Lo peor de ser un coleccionista de arte es guardar las piezas, porque por muy ordenadamente que creas que las has almacenado luego no te acuerdas de dónde están, y las echas de menos y te desesperas porque no las encuentras cuando quieres volver a verlas o enseñárselas a los amigos que vienen a verte.
Lo mejor de ser un coleccionista de arte es que te sientes como un cazador, que viaja en busca de nuevas piezas que cobrar, en mi caso no de grandes piezas, sino de obras de reducidas dimensiones que puedo trasladar en mi maleta, o incluso en los bolsillos; o sea, que no abato grandes mamíferos para colgar sus cabezas en la pared, sino delicadas mariposas que pinchar en vitrinas y cajas de cristal.
La primera obra de mi colección fue una pintura de charris, de 10×10 centímetros, “siracusa” creo que se llama, porque nunca me acuerdo bien del título; desde que la tengo siempre está colgada allí donde esté, me gusta verla y además así no se me pierde. Por eso decidí tener mi pequeña colección a la vista y encargué este proyecto: una casa para poder viajar, buscar, mirar, comprar, guardar y compartir mis cosas.
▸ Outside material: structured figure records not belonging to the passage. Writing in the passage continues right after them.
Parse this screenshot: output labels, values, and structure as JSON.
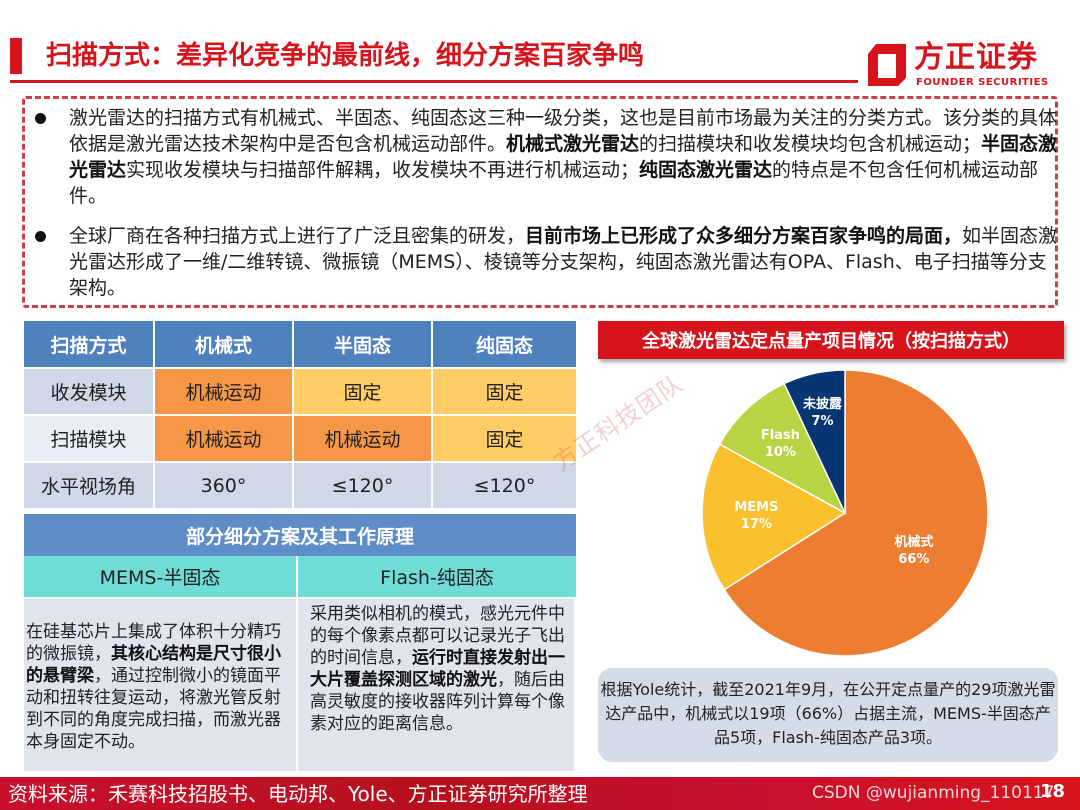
{
  "header": {
    "title": "扫描方式：差异化竞争的最前线，细分方案百家争鸣",
    "logo_cn": "方正证券",
    "logo_en": "FOUNDER SECURITIES"
  },
  "bullets": [
    {
      "segments": [
        {
          "t": "激光雷达的扫描方式有机械式、半固态、纯固态这三种一级分类，这也是目前市场最为关注的分类方式。该分类的具体依据是激光雷达技术架构中是否包含机械运动部件。",
          "b": false
        },
        {
          "t": "机械式激光雷达",
          "b": true
        },
        {
          "t": "的扫描模块和收发模块均包含机械运动；",
          "b": false
        },
        {
          "t": "半固态激光雷达",
          "b": true
        },
        {
          "t": "实现收发模块与扫描部件解耦，收发模块不再进行机械运动；",
          "b": false
        },
        {
          "t": "纯固态激光雷达",
          "b": true
        },
        {
          "t": "的特点是不包含任何机械运动部件。",
          "b": false
        }
      ]
    },
    {
      "segments": [
        {
          "t": "全球厂商在各种扫描方式上进行了广泛且密集的研发，",
          "b": false
        },
        {
          "t": "目前市场上已形成了众多细分方案百家争鸣的局面，",
          "b": true
        },
        {
          "t": "如半固态激光雷达形成了一维/二维转镜、微振镜（MEMS）、棱镜等分支架构，纯固态激光雷达有OPA、Flash、电子扫描等分支架构。",
          "b": false
        }
      ]
    }
  ],
  "table": {
    "headers": [
      "扫描方式",
      "机械式",
      "半固态",
      "纯固态"
    ],
    "rows": [
      {
        "label": "收发模块",
        "cells": [
          "机械运动",
          "固定",
          "固定"
        ],
        "colors": [
          "orange",
          "yellow",
          "yellow"
        ]
      },
      {
        "label": "扫描模块",
        "cells": [
          "机械运动",
          "机械运动",
          "固定"
        ],
        "colors": [
          "orange",
          "orange",
          "yellow"
        ]
      },
      {
        "label": "水平视场角",
        "cells": [
          "360°",
          "≤120°",
          "≤120°"
        ],
        "colors": [
          "plain",
          "plain",
          "plain"
        ]
      }
    ],
    "section_header": "部分细分方案及其工作原理",
    "sub_headers": [
      "MEMS-半固态",
      "Flash-纯固态"
    ],
    "descriptions": [
      [
        {
          "t": "在硅基芯片上集成了体积十分精巧的微振镜，",
          "b": false
        },
        {
          "t": "其核心结构是尺寸很小的悬臂梁",
          "b": true
        },
        {
          "t": "，通过控制微小的镜面平动和扭转往复运动，将激光管反射到不同的角度完成扫描，而激光器本身固定不动。",
          "b": false
        }
      ],
      [
        {
          "t": "采用类似相机的模式，感光元件中的每个像素点都可以记录光子飞出的时间信息，",
          "b": false
        },
        {
          "t": "运行时直接发射出一大片覆盖探测区域的激光",
          "b": true
        },
        {
          "t": "，随后由高灵敏度的接收器阵列计算每个像素对应的距离信息。",
          "b": false
        }
      ]
    ]
  },
  "watermark": "方正科技团队",
  "chart": {
    "title": "全球激光雷达定点量产项目情况（按扫描方式）",
    "note": "根据Yole统计，截至2021年9月，在公开定点量产的29项激光雷达产品中，机械式以19项（66%）占据主流，MEMS-半固态产品5项，Flash-纯固态产品3项。"
  },
  "chart_data": {
    "type": "pie",
    "title": "全球激光雷达定点量产项目情况（按扫描方式）",
    "categories": [
      "机械式",
      "MEMS",
      "Flash",
      "未披露"
    ],
    "values": [
      66,
      17,
      10,
      7
    ],
    "unit": "%",
    "colors": [
      "#ed7d31",
      "#fbc02d",
      "#b9d443",
      "#063571"
    ],
    "start_angle": "12 o'clock, clockwise",
    "legend": "none (data labels inside slices)"
  },
  "footer": {
    "source": "资料来源：禾赛科技招股书、电动邦、Yole、方正证券研究所整理",
    "credit": "CSDN @wujianming_110117",
    "page": "18"
  }
}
Y esto es lo que me hicieron:
Una casa rodante, de escasos siete metros cuadrados, pero con el mundo a sus pies, que no se adapta a ningún lugar concreto, pero que está bien en cualquier sitio, que es de estilo “gitano-chic”, me dicen, y en la que yo me siento como un cangrejo ermitaño que ha ocupado una caracola extraña en cuyo interior, como si una cáscara de nácar lo envolviera por completo, se refleja todo mi pequeño mundo.